Abstract

Effective management of facial pain syndromes requires a correct clinical diagnosis. The temporal pattern of chronic pain is the most important aspect to be considered. It allows the identification of three groups of patients: (1) those who have paroxysmal pain, (2) those with mixed paroxysmal and constant pain, and (3) those with strictly constant pain. The less is the paroxysmal component, the more likely it seems to be that surgical intervention is useless or even dangerous.
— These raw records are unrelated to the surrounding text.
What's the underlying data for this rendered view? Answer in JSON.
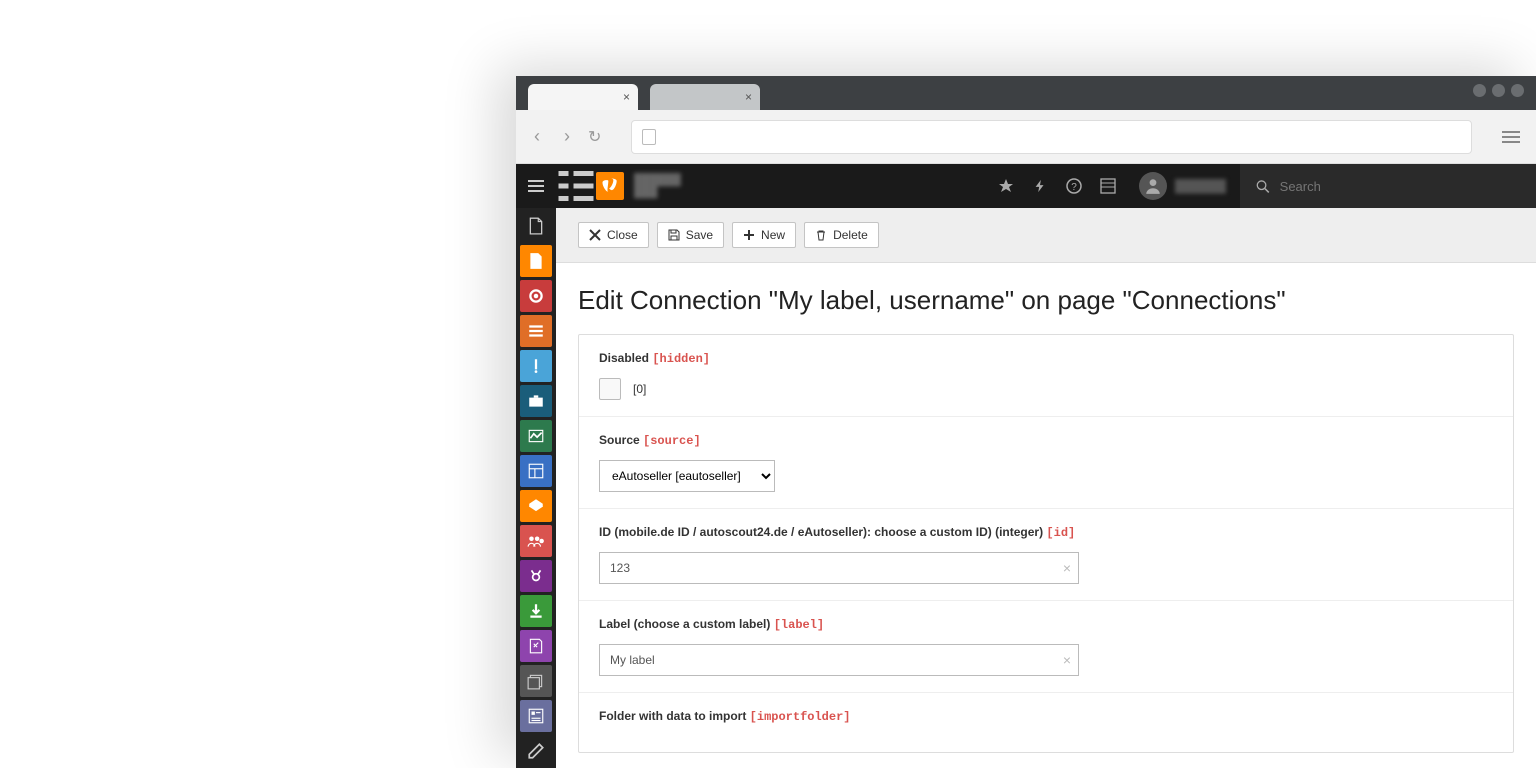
{
  "topbar": {
    "search_placeholder": "Search"
  },
  "toolbar": {
    "close": "Close",
    "save": "Save",
    "new": "New",
    "delete": "Delete"
  },
  "page_title": "Edit Connection \"My label, username\" on page \"Connections\"",
  "fields": {
    "disabled": {
      "label": "Disabled",
      "key": "[hidden]",
      "checkbox_label": "[0]"
    },
    "source": {
      "label": "Source",
      "key": "[source]",
      "value": "eAutoseller [eautoseller]"
    },
    "id": {
      "label": "ID (mobile.de ID / autoscout24.de / eAutoseller): choose a custom ID) (integer)",
      "key": "[id]",
      "value": "123"
    },
    "label_field": {
      "label": "Label (choose a custom label)",
      "key": "[label]",
      "value": "My label"
    },
    "importfolder": {
      "label": "Folder with data to import",
      "key": "[importfolder]"
    }
  },
  "module_menu_colors": [
    "transparent",
    "#ff8700",
    "#c83c3c",
    "#e06e27",
    "#4aa4d8",
    "#1a5d7a",
    "#2d7a4d",
    "#3970c4",
    "#ff8700",
    "#d9534f",
    "#7b2d8e",
    "#3a9a3a",
    "#8e44ad",
    "#555555",
    "#6a6f9e",
    "#4a4a4a"
  ]
}
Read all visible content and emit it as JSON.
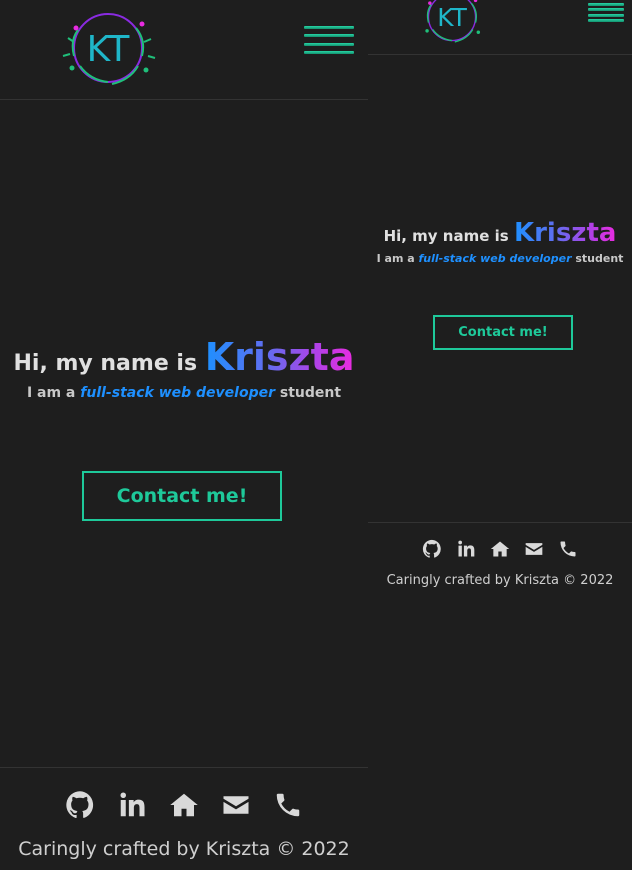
{
  "brand": {
    "logo_text": "KT"
  },
  "hero": {
    "greeting": "Hi, my name is",
    "name": "Kriszta",
    "tagline_prefix": "I am a",
    "role": "full-stack web developer",
    "tagline_suffix": "student"
  },
  "cta": {
    "label": "Contact me!"
  },
  "footer": {
    "icons": [
      "github-icon",
      "linkedin-icon",
      "home-icon",
      "envelope-icon",
      "phone-icon"
    ],
    "credit": "Caringly crafted by Kriszta © 2022"
  },
  "colors": {
    "background": "#1e1e1e",
    "accent": "#1ec99a",
    "role_blue": "#1e90ff",
    "name_gradient": [
      "#1e90ff",
      "#b041e6",
      "#e92be0"
    ]
  }
}
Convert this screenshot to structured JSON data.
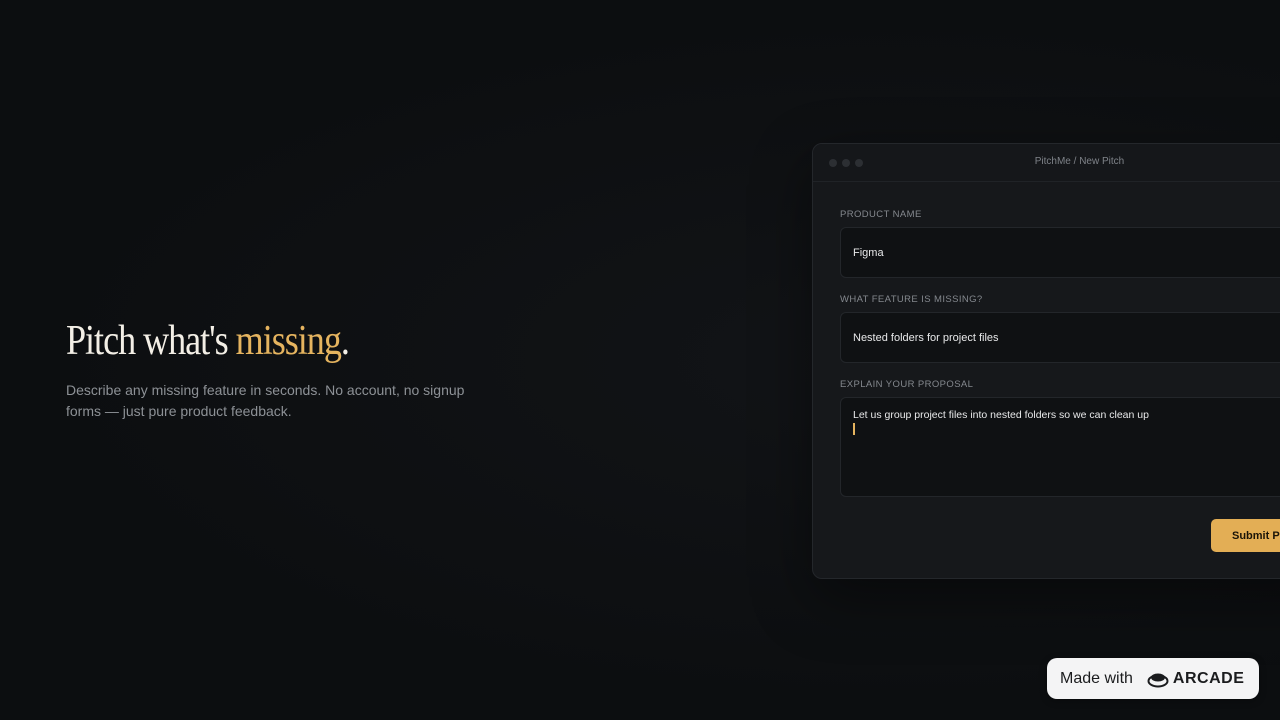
{
  "hero": {
    "title_prefix": "Pitch what's ",
    "title_accent": "missing",
    "title_suffix": ".",
    "subtitle": "Describe any missing feature in seconds. No account, no signup forms — just pure product feedback."
  },
  "window": {
    "title": "PitchMe / New Pitch"
  },
  "form": {
    "product_name": {
      "label": "PRODUCT NAME",
      "value": "Figma"
    },
    "missing_feature": {
      "label": "WHAT FEATURE IS MISSING?",
      "value": "Nested folders for project files"
    },
    "proposal": {
      "label": "EXPLAIN YOUR PROPOSAL",
      "value": "Let us group project files into nested folders so we can clean up"
    },
    "submit_label": "Submit Pitch"
  },
  "badge": {
    "text": "Made with",
    "brand": "ARCADE"
  },
  "colors": {
    "background": "#0d0f11",
    "accent": "#e5b45f",
    "button": "#e3ae55"
  }
}
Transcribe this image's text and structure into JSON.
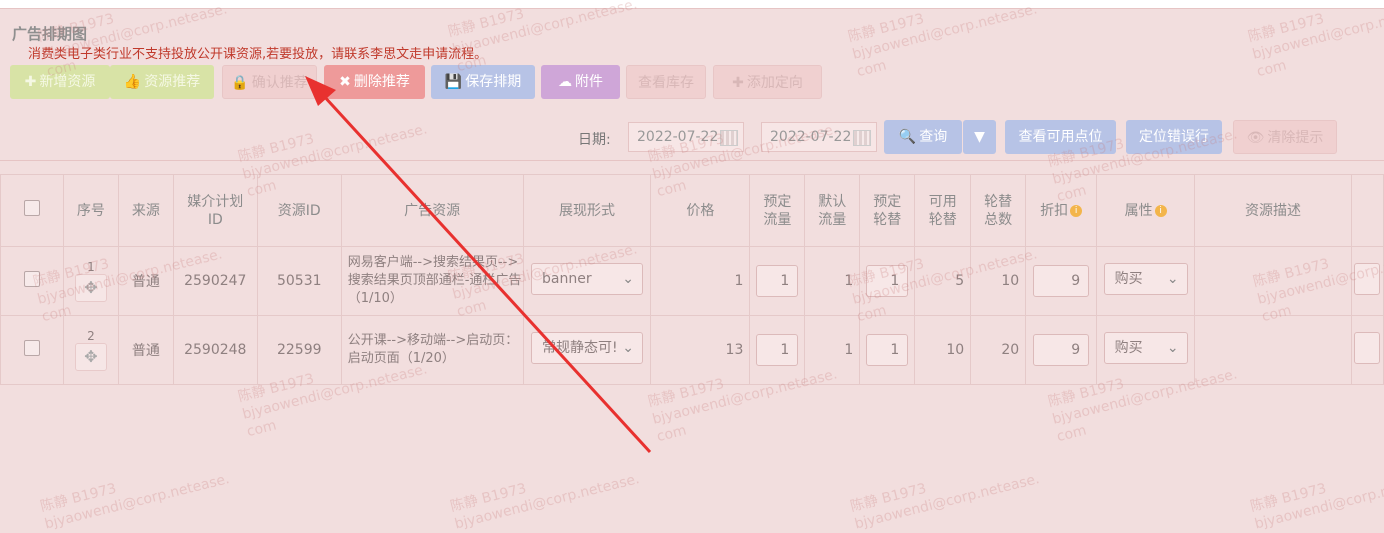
{
  "page": {
    "title": "广告排期图",
    "warning": "消费类电子类行业不支持投放公开课资源,若要投放，请联系李思文走申请流程。"
  },
  "toolbar": {
    "new_resource": "新增资源",
    "recommend_resource": "资源推荐",
    "hidden_btn": "确认推荐",
    "delete_recommend": "删除推荐",
    "save_schedule": "保存排期",
    "attachment": "附件",
    "view_stock": "查看库存",
    "hidden_btn2": "添加定向"
  },
  "filter": {
    "date_label": "日期:",
    "date_start": "2022-07-22",
    "date_end": "2022-07-22",
    "query": "查询",
    "view_available": "查看可用点位",
    "locate_error": "定位错误行",
    "clear_tips": "清除提示"
  },
  "table": {
    "headers": [
      "序号",
      "来源",
      "媒介计划ID",
      "资源ID",
      "广告资源",
      "展现形式",
      "价格",
      "预定流量",
      "默认流量",
      "预定轮替",
      "可用轮替",
      "轮替总数",
      "折扣",
      "属性",
      "资源描述"
    ],
    "rows": [
      {
        "seq": "1",
        "source": "普通",
        "plan_id": "2590247",
        "resource_id": "50531",
        "ad_resource": "网易客户端-->搜索结果页-->搜索结果页顶部通栏-通栏广告（1/10）",
        "format": "banner",
        "price": "1",
        "booked_flow": "1",
        "default_flow": "1",
        "booked_rotation": "1",
        "available_rotation": "5",
        "total_rotation": "10",
        "discount": "9",
        "attribute": "购买"
      },
      {
        "seq": "2",
        "source": "普通",
        "plan_id": "2590248",
        "resource_id": "22599",
        "ad_resource": "公开课-->移动端-->启动页：启动页面（1/20）",
        "format": "常规静态可!",
        "price": "13",
        "booked_flow": "1",
        "default_flow": "1",
        "booked_rotation": "1",
        "available_rotation": "10",
        "total_rotation": "20",
        "discount": "9",
        "attribute": "购买"
      }
    ]
  },
  "watermark": {
    "name": "陈静 B1973",
    "email1": "bjyaowendi@corp.netease.",
    "email2": "com"
  },
  "colors": {
    "overlay": "#f2dede",
    "arrow": "#e8312f"
  }
}
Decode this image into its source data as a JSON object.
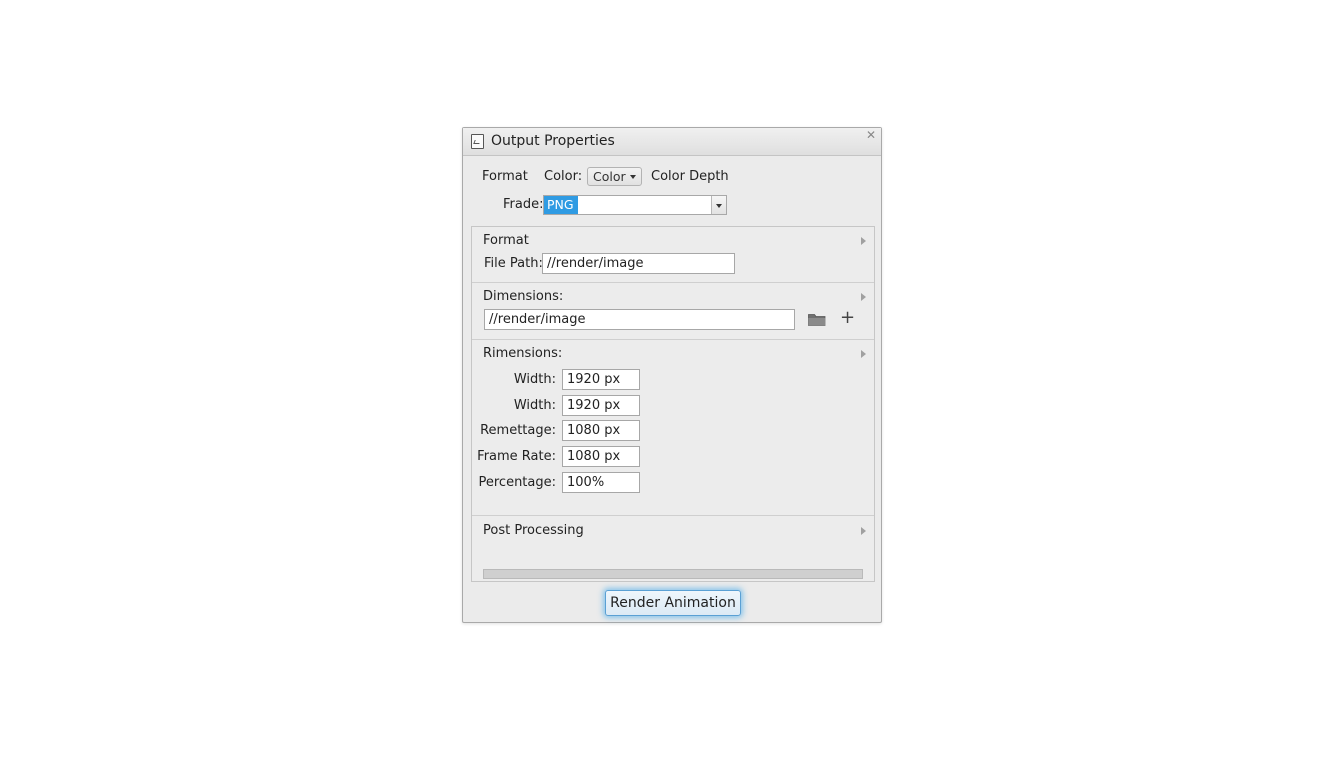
{
  "window": {
    "title": "Output Properties",
    "close_glyph": "✕"
  },
  "top": {
    "format_label": "Format",
    "color_label": "Color:",
    "color_select_value": "Color",
    "color_depth_label": "Color Depth",
    "frade_label": "Frade:",
    "frade_value": "PNG"
  },
  "sections": {
    "format": {
      "title": "Format",
      "file_path_label": "File Path:",
      "file_path_value": "//render/image"
    },
    "dimensions": {
      "title": "Dimensions:",
      "path_value": "//render/image"
    },
    "rimensions": {
      "title": "Rimensions:",
      "rows": [
        {
          "label": "Width:",
          "value": "1920 px"
        },
        {
          "label": "Width:",
          "value": "1920 px"
        },
        {
          "label": "Remettage:",
          "value": "1080 px"
        },
        {
          "label": "Frame Rate:",
          "value": "1080 px"
        },
        {
          "label": "Percentage:",
          "value": "100%"
        }
      ]
    },
    "post_processing": {
      "title": "Post Processing"
    }
  },
  "footer": {
    "render_label": "Render Animation"
  },
  "icons": {
    "plus": "+"
  },
  "colors": {
    "accent": "#2f9be3",
    "render_glow": "#46aaeb"
  }
}
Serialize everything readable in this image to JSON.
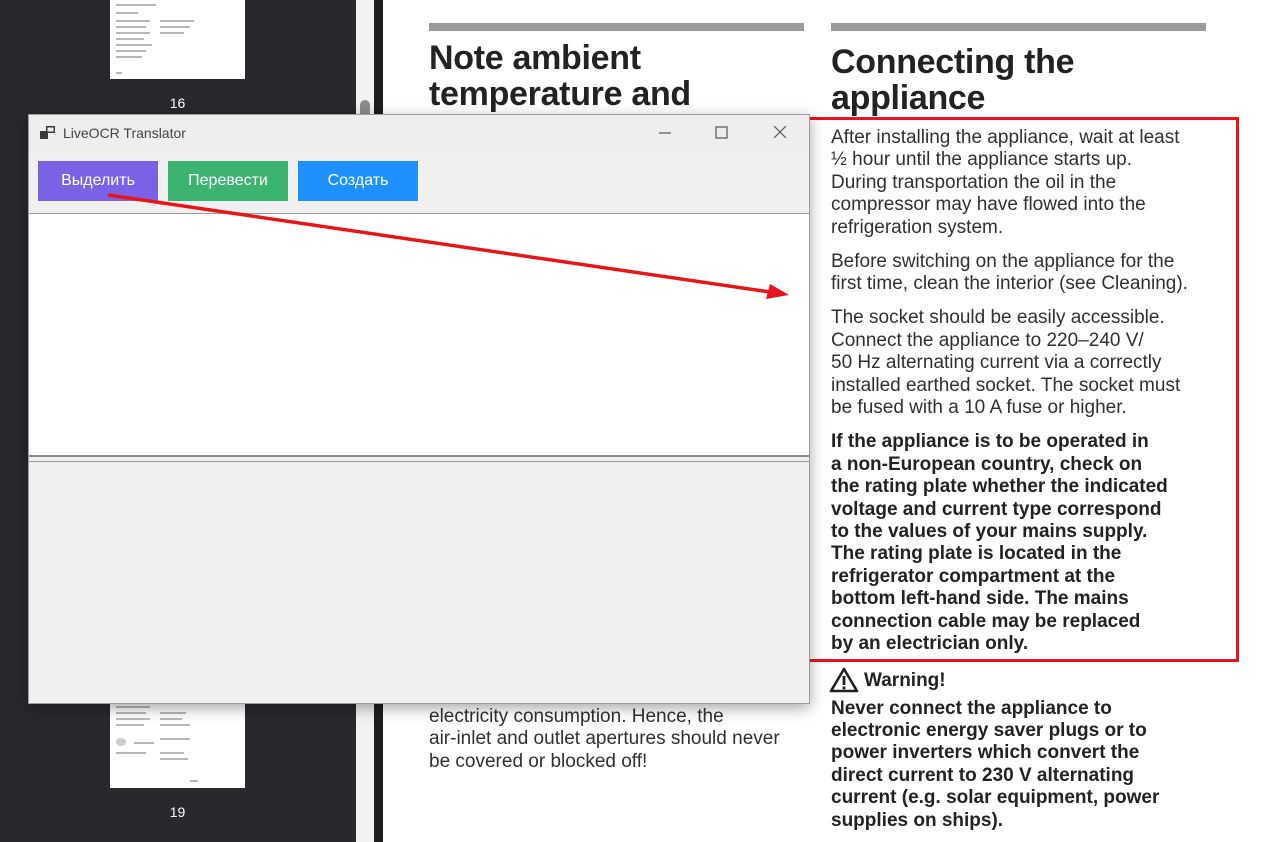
{
  "thumbnails": {
    "page_16": "16",
    "page_19": "19"
  },
  "document": {
    "left_heading_line1": "Note ambient",
    "left_heading_line2": "temperature and",
    "left_body_line1": "electricity consumption. Hence, the",
    "left_body_line2": "air-inlet and outlet apertures should never",
    "left_body_line3": "be covered or blocked off!",
    "right_heading_line1": "Connecting the",
    "right_heading_line2": "appliance",
    "para1": [
      "After installing the appliance, wait at least",
      "½ hour until the appliance starts up.",
      "During transportation the oil in the",
      "compressor may have flowed into the",
      "refrigeration system."
    ],
    "para2": [
      "Before switching on the appliance for the",
      "first time, clean the interior (see Cleaning)."
    ],
    "para3": [
      "The socket should be easily accessible.",
      "Connect the appliance to 220–240 V/",
      "50 Hz alternating current via a correctly",
      "installed earthed socket. The socket must",
      "be fused with a 10 A fuse or higher."
    ],
    "para4_bold": [
      "If the appliance is to be operated in",
      "a non-European country, check on",
      "the rating plate whether the indicated",
      "voltage and current type correspond",
      "to the values of your mains supply.",
      "The rating plate is located in the",
      "refrigerator compartment at the",
      "bottom left-hand side. The mains",
      "connection cable may be replaced",
      "by an electrician only."
    ],
    "warning_label": "Warning!",
    "warning_text": [
      "Never connect the appliance to",
      "electronic energy saver plugs or to",
      "power inverters which convert the",
      "direct current to 230 V alternating",
      "current (e.g. solar equipment, power",
      "supplies on ships)."
    ]
  },
  "window": {
    "title": "LiveOCR Translator",
    "buttons": {
      "select": "Выделить",
      "translate": "Перевести",
      "create": "Создать"
    },
    "input_text": "",
    "output_text": ""
  },
  "colors": {
    "select_button": "#7b61e6",
    "translate_button": "#3cb371",
    "create_button": "#1e90ff",
    "annotation_red": "#e8141a"
  },
  "icons": [
    "app-icon",
    "minimize-icon",
    "maximize-icon",
    "close-icon",
    "warning-triangle-icon"
  ]
}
In particular, when the diagnosis is atypical facial pain, that is, a diffuse, nonanatomic orofacial pain of unknown pathophysiology, none of the surgical strategies that can cure trigeminal neuralgia should be used. Trigeminal neuralgia patients are often referred to neurosurgeons because of their well-known capability to obtain pain relief through many different procedures such as microvascular decompression, percutaneous balloon microcompression, thermorizotomy, drug injection within the trigeminal cistern and radiosurgery. Since all these procedure can cure patients with typical trigeminal neuralgia, the ideal algorithm of treatment is still under debate. We report on our 20 year-long experience with the surgical treatment of facial pain in general and trigeminal neuralgia in particular. Our treatment algorithm for trigeminal neuralgia is presented. Some ideas to offer a possible surgical help to patients with less typical, medically intractable, chronic facial pain are also given.